We were going to work hard and make a lot of money painting houses.
We placed a classified ad in the Burlington (Vermont) Free Press and got a few nibbles. But pretty soon, problems emerged with our business plan. And Jim got a job at a little marina on Lake Champlain.
After confiding to my parents that I was afraid of wasting the whole summer, it was decided that I would fly out to California from Vermont and spend a few weeks with my sister's family. Maybe I would get a summer job out there.
When I arrived at LAX, I actually stopped to talk when a Hare Krishna hailed me. He must have spotted me as someone who just fell off the maple syrup truck.

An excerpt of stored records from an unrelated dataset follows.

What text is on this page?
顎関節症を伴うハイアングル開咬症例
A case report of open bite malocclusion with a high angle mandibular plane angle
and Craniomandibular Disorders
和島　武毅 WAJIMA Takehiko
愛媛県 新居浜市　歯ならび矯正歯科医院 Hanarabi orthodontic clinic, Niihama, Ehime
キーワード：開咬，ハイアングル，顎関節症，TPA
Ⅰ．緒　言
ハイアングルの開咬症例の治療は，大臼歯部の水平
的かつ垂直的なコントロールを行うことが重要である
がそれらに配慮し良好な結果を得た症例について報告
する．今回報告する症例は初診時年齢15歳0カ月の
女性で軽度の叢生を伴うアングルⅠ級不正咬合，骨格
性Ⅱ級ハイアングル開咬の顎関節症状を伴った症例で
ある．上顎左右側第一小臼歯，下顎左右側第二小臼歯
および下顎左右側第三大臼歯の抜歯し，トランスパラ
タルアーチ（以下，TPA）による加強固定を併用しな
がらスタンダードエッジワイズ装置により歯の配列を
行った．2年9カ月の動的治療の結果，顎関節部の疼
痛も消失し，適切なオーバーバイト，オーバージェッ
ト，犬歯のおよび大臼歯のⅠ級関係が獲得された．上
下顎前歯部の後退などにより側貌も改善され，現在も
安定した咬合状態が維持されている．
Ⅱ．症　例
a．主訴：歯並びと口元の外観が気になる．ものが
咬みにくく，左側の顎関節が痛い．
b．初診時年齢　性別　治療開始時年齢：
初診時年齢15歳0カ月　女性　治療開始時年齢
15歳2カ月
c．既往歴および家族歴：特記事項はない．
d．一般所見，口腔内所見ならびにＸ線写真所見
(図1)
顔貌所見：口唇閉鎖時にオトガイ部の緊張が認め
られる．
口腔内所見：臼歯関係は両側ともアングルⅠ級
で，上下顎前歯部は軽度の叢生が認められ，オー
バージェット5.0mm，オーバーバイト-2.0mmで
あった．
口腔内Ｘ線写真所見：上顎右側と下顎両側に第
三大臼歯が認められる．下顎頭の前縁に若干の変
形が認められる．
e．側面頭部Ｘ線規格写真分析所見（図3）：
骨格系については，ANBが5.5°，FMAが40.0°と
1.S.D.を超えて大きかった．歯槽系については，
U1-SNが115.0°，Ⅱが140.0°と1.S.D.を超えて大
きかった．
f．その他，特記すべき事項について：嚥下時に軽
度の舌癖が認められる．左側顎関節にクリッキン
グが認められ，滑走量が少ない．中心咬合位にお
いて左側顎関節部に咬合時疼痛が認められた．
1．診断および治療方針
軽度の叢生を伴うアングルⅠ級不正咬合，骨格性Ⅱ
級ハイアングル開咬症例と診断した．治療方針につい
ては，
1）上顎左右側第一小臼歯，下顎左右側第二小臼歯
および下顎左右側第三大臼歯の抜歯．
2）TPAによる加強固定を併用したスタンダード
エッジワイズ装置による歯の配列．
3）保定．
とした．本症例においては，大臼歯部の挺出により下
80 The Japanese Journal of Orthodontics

I listened and accepted one of his books. But when he mentioned that it was customary to offer a donation, I promptly handed the book back and strode off toward a slightly wiser future.
Anyway, I found myself thinking about that the other day. A teenage con man dressed a bit like a clown spoke to me outside the STA Plaza. I don't remember exactly what he said. I wasn't really listening.
This kid's act made 1970s-style mimes seem jaded in comparison.
As I approached my bus to climb aboard, he said to my back "You dropped it...you dropped it!"
I turned around. He greeted me with the sort of fake-beatific expression that used to make people want to punch hippies.
"Your smile!" he said.
I gave him a decidedly uptight look that apparently persuaded him not to ask me for spare change. (From my seat inside the bus, I watched him pester other people, though.)
I thought about that Krishna from so long ago, and about how much I preferred his schtick.
At least he was selling something. Sure it might have been a bogus, cultlike spirituality. But even that is more substantial than free-range gimmee-some-money goofiness.
Out my bus window, I saw some hulking guy look like he was about to belt Clown Boy. And lo and behold, I found my smile.